Abstract
Introduction:
Both endoscopic retrograde cholangiopancreatography (ERCP) and common bile duct (CBD) exploration (open or laparoscopic) are accepted management techniques for choledocholithiasis. 1 Laparoscopic cholecystectomy with preoperative or postoperative ERCP is at least a two-procedure process whereas cholecystectomy with laparoscopic common bile duct exploration (LCBDE) can provide definitive treatment in a single procedure under one anesthetic. LCBDE is associated with decreased length of stay (LOS) and cost but has equal efficacy and safety profiles as ERCP. 2 –11 Widespread adoption of LCBDE will be facilitated by systematization of the procedure and increased simplicity. Techniques commonly employed in LCBDE include vigorous flushing of the CBD, stone retrieval with Nitinol wire baskets or Fogarty balloons under fluoroscopic guidance, and use of choledochoscopy for basket or laser lithotripsy deployment. 1,12 –16 LCBDE balloon sphincteroplasty has been described in a few adult cohorts, but is not commonly utilized. 17 –19 This video describes the operative technique of balloon sphincteroplasty as an adjunct to LCBDE.
Case Presentation:
This video shows the technique for LCBDE and use of balloon sphincteroplasty in a 78-year-old male.

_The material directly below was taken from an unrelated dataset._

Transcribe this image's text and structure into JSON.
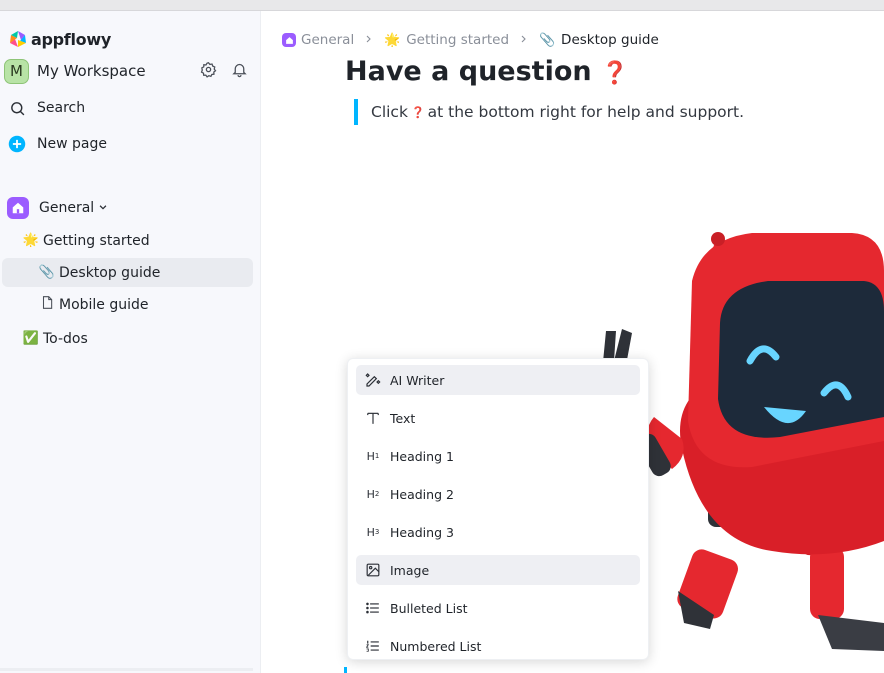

The patient presented with right upper quadrant pain, nausea, and vomiting. His laboratories were significant for a total bilirubin of 3.0 mg/dL, AST 151 U/L, ALT 83 U/L, and WBC 10 × 103/L. A CT scan was obtained that revealed cholelithiasis with no evidence of acute cholecystitis and mild intra- and extrahepatic biliary dilation. His CBD measured 1.1 cm in size. A laparoscopic cholecystectomy with intraoperative cholangiogram and possible LCBDE was recommended. Intraoperative cholangiogram revealed a distal CBD filling defect. A 0.035″ hydrophilic guidewire was then advanced through the cholangiogram catheter into the CBD. Subsequently, a 5F balloon dilator was advanced completely into the duodenum over the guidewire. The opaque markers on the balloon assisted in positioning. The balloon was then inflated to 8 mm in diameter with a 50/50 saline–contrast mixture and gently retracted to identify the ampulla with tactile and visual feedback. The balloon was then deflated and slightly retracted so that it straddled the ampulla. After it was in the correct position, it was reinflated and held for 3 minutes to dilate the sphincter. The balloon was once again deflated and retracted to now straddle the cystic–CBD junction. It was reinflated before the completion cholangiogram to prevent flushing of debris into the proximal hepatic ducts. Contrast can be seen freely flowing into the duodenum without obstructing stones. No intraoperative or postoperative complications occurred. Postoperative laboratories revealed a normalized total bilirubin of 0.9 mg/dL. The patient was discharged home the next day.
Conclusion:
The trend over the past decade for management of choledocholithiais continues toward less LCBDE utilization in favor of ERCP despite LCBDE having equal efficacy and safety profiles with an associated decrease in hospital LOS and costs. 2 –11 An important factor in increasing adoption is to increase the simplicity of the intervention. Balloon sphincteroplasty is a straightforward and effective adjunct to LCBDE.
No competing financial interests exist.
No funding was received for creation of this study.